England Dominates Costa Rica as Tuchel's Squad Extends Winning Streak
The thunder rolled, the rain hammered down, and kick-off slipped an hour into the Florida night. It never rattled England.
Once the storms cleared in Orlando, Thomas Tuchel’s side produced the kind of cold, controlled performance that sends a message across a World Cup. Dominant from the first whistle to the last, they swept past Costa Rica 3–0, extended a record-breaking streak to nine consecutive wins away or at neutral venues, and climbed back on the team bus without a single injury. For a manager six days out from a World Cup opener, it does not get much cleaner than that.
Rice sets the tone, Bellingham pulls the strings
The delay could have dulled them. Instead, England treated it like a warm-up.

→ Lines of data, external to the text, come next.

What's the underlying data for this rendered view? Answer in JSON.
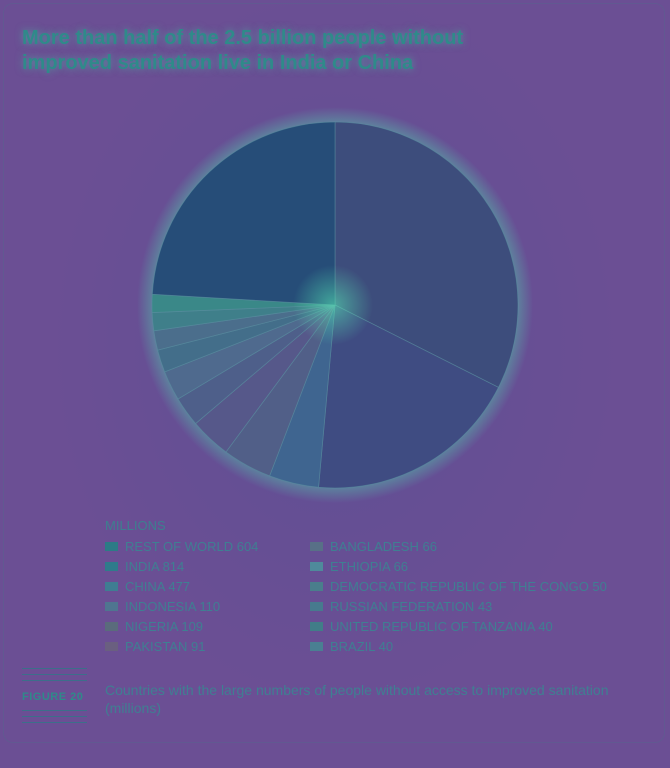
{
  "title": "More than half of the 2.5 billion people without improved sanitation live in India or China",
  "figure": {
    "label": "FIGURE 20",
    "caption": "Countries with the large numbers of people without access to improved sanitation (millions)"
  },
  "legend": {
    "units": "MILLIONS"
  },
  "chart_data": {
    "type": "pie",
    "title": "More than half of the 2.5 billion people without improved sanitation live in India or China",
    "units": "MILLIONS",
    "categories": [
      "REST OF WORLD",
      "INDIA",
      "CHINA",
      "INDONESIA",
      "NIGERIA",
      "PAKISTAN",
      "BANGLADESH",
      "ETHIOPIA",
      "DEMOCRATIC REPUBLIC OF THE CONGO",
      "RUSSIAN FEDERATION",
      "UNITED REPUBLIC OF TANZANIA",
      "BRAZIL"
    ],
    "values": [
      604,
      814,
      477,
      110,
      109,
      91,
      66,
      66,
      50,
      43,
      40,
      40
    ],
    "legend_labels": [
      "REST OF WORLD 604",
      "INDIA 814",
      "CHINA 477",
      "INDONESIA 110",
      "NIGERIA 109",
      "PAKISTAN 91",
      "BANGLADESH 66",
      "ETHIOPIA 66",
      "DEMOCRATIC REPUBLIC OF THE CONGO 50",
      "RUSSIAN FEDERATION 43",
      "UNITED REPUBLIC OF TANZANIA 40",
      "BRAZIL 40"
    ],
    "slice_order": [
      1,
      2,
      3,
      4,
      5,
      6,
      7,
      8,
      9,
      10,
      11,
      0
    ],
    "colors": [
      "#264d78",
      "#3d4d7c",
      "#3f4c82",
      "#3f6590",
      "#515f88",
      "#56588a",
      "#4e5f8a",
      "#4f6a8e",
      "#436e8a",
      "#4b6e8c",
      "#3f7f8a",
      "#3a8888"
    ],
    "legend_colors": [
      "#2c7b86",
      "#2f7b8b",
      "#3f7d92",
      "#4f7590",
      "#5a6b7c",
      "#6a5f80",
      "#587087",
      "#4f8a9b",
      "#4a7e8c",
      "#477a8e",
      "#417d88",
      "#4a7f92"
    ],
    "legend_columns": 2,
    "start_angle_deg": 0,
    "direction": "clockwise"
  }
}
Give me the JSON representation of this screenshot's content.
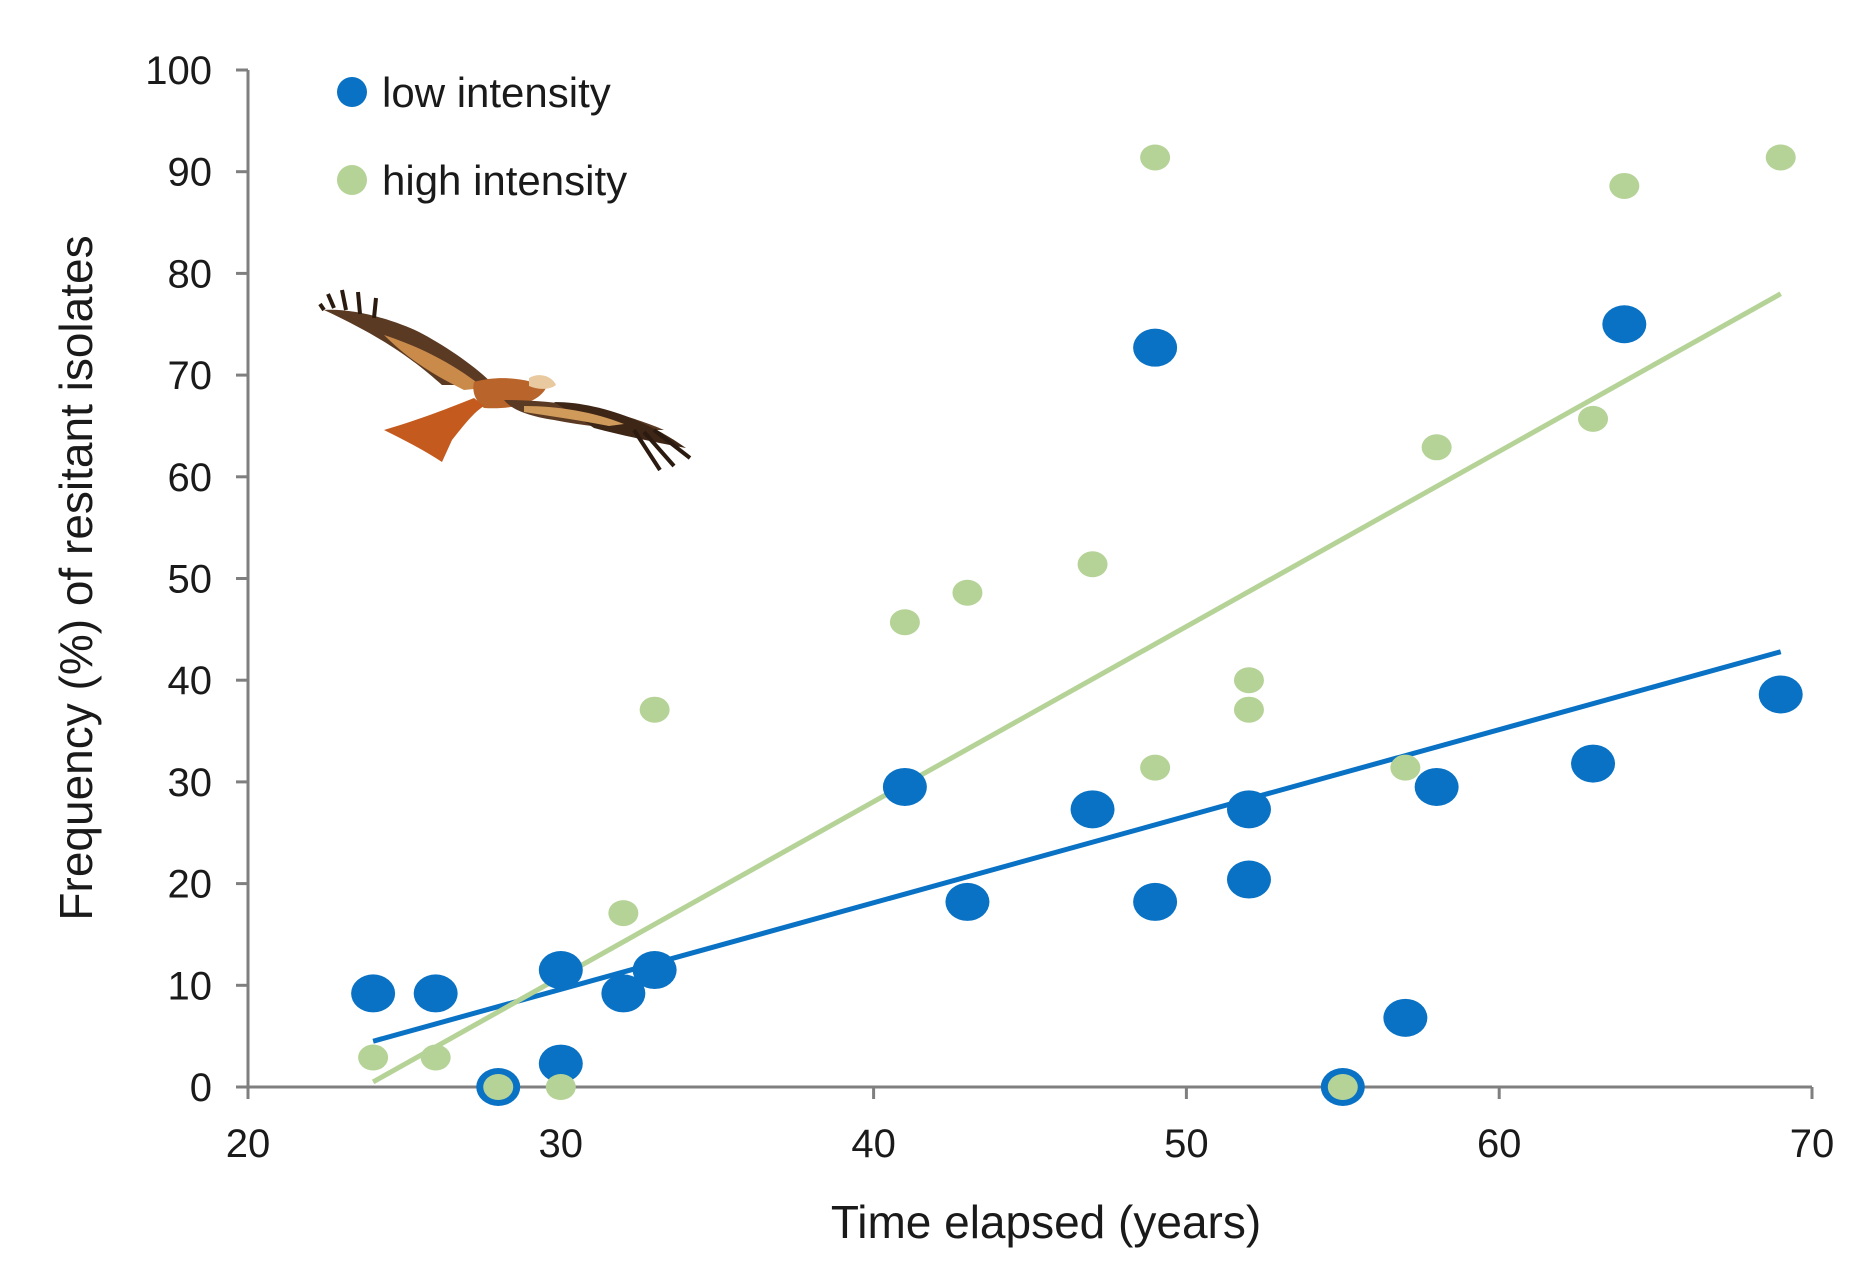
{
  "chart_data": {
    "type": "scatter",
    "xlabel": "Time elapsed (years)",
    "ylabel": "Frequency (%) of resitant isolates",
    "xlim": [
      20,
      70
    ],
    "ylim": [
      0,
      100
    ],
    "xticks": [
      "20",
      "30",
      "40",
      "50",
      "60",
      "70"
    ],
    "yticks": [
      "0",
      "10",
      "20",
      "30",
      "40",
      "50",
      "60",
      "70",
      "80",
      "90",
      "100"
    ],
    "legend_position": "top-left",
    "image": "red-kite-bird",
    "series": [
      {
        "name": "low intensity",
        "color": "#0a72c4",
        "points": [
          [
            24,
            9.2
          ],
          [
            26,
            9.2
          ],
          [
            28,
            0
          ],
          [
            30,
            11.5
          ],
          [
            30,
            2.3
          ],
          [
            32,
            9.2
          ],
          [
            33,
            11.5
          ],
          [
            41,
            29.5
          ],
          [
            43,
            18.2
          ],
          [
            47,
            27.3
          ],
          [
            49,
            72.7
          ],
          [
            49,
            18.2
          ],
          [
            52,
            27.3
          ],
          [
            52,
            20.4
          ],
          [
            55,
            0
          ],
          [
            57,
            6.8
          ],
          [
            58,
            29.5
          ],
          [
            63,
            31.8
          ],
          [
            64,
            75.0
          ],
          [
            69,
            38.6
          ]
        ],
        "trendline": [
          [
            24,
            4.5
          ],
          [
            69,
            42.8
          ]
        ]
      },
      {
        "name": "high intensity",
        "color": "#b5d397",
        "points": [
          [
            24,
            2.9
          ],
          [
            26,
            2.9
          ],
          [
            28,
            0
          ],
          [
            30,
            0
          ],
          [
            32,
            17.1
          ],
          [
            33,
            37.1
          ],
          [
            41,
            45.7
          ],
          [
            43,
            48.6
          ],
          [
            47,
            51.4
          ],
          [
            49,
            91.4
          ],
          [
            49,
            31.4
          ],
          [
            52,
            40.0
          ],
          [
            52,
            37.1
          ],
          [
            55,
            0
          ],
          [
            57,
            31.4
          ],
          [
            58,
            62.9
          ],
          [
            63,
            65.7
          ],
          [
            64,
            88.6
          ],
          [
            69,
            91.4
          ]
        ],
        "trendline": [
          [
            24,
            0.5
          ],
          [
            69,
            78.0
          ]
        ]
      }
    ]
  }
}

Declan Rice struck the first blow, finishing a move that underlined the clarity of Tuchel’s blueprint. England pressed, pinched the ball, and moved it with purpose. Rice arrived where good midfielders live – on the edge of the box, in stride, with time to pick his spot – and did exactly that.
Behind him, Jude Bellingham looked every inch the tournament’s central figure in the number 10 role. Sharp, confident, constantly demanding the ball, he knitted attacks together and dragged Costa Rica’s midfield out of shape. It was not just the flicks and bursts through the lines. It was the authority. Six days from Dallas, he already looks in tournament mode.
Tuchel knew it.
“We set the tone today in the meeting and the players were ready,” he said afterwards, clearly energised by what he had seen. “If we can really play like this and grow into the tournament and have this kind of cohesion and brotherhood and team spirit that we showed today, then we will have an amazing connection with the fans and this will hopefully be an amazing experience.”
Gordon and Madueke torment Costa Rica
The real damage came from the flanks.
New Barcelona signing Anthony Gordon and Arsenal’s Noni Madueke never allowed Costa Rica’s full-backs a moment’s peace. Gordon, direct and relentless, drove at his marker every time he received the ball. Madueke, on the opposite side, twisted defenders inside-out, forcing them to retreat towards their own box.
The pressure finally told. Gordon won and converted a penalty, his cool finish from the spot matching the conviction of his performance. Costa Rica argued, waved arms, tried to disrupt him. He simply rolled the ball home.
By then, England’s tactical fluidity was obvious. Wide players drifted inside, Bellingham dropped out to link, Rice stepped forward, and the back line squeezed up. Costa Rica chased shadows. When they did break, England’s shape snapped back into place, the discipline Tuchel demands evident in every recovery run.
Watkins applies the late gloss
The game’s rhythm dipped in the second half, as you would expect in the Florida humidity and with a World Cup so close. Tuchel rotated, protected legs, and experimented with combinations. The control remained.
Ollie Watkins supplied the final flourish with a late header, a classic centre-forward’s goal to cap a quietly ruthless team display. It was not just about the margin of victory. It was the sense that England could shift gears at will, dictate tempo, and still find a way to punish tired defenders in the closing stages.
Tuchel’s satisfaction was obvious, but so was his appetite for what comes next.
“It’s the World Cup and it’s coming,” he said. “Once the ball is rolling and the games are already there, then we’ll feel it…the tension will grow, but it’s normally the stuff that I personally enjoy the most, when you feel that you’re alive.”
Eyes on Kansas City – and Croatia
There is no lap of honour, no time for basking. England now head back to West Palm Beach for one more training session and a behind-closed-doors strategy fixture against Miami FC, a final tune-up designed to sharpen patterns and test ideas away from cameras and noise.
Then comes Kansas City, their primary tournament base, where preparations will harden into a match plan. The margins shrink there. Every drill, every meeting, every selection call starts to carry World Cup weight.
Six days from now in Dallas, a robust Croatia side will stand across from them as England officially launch their quest for World Cup glory. On this evidence in storm-soaked Orlando, Tuchel’s team will arrive with rhythm, with belief, and with a growing sense that this carefully built cohesion might just carry them deep into the summer.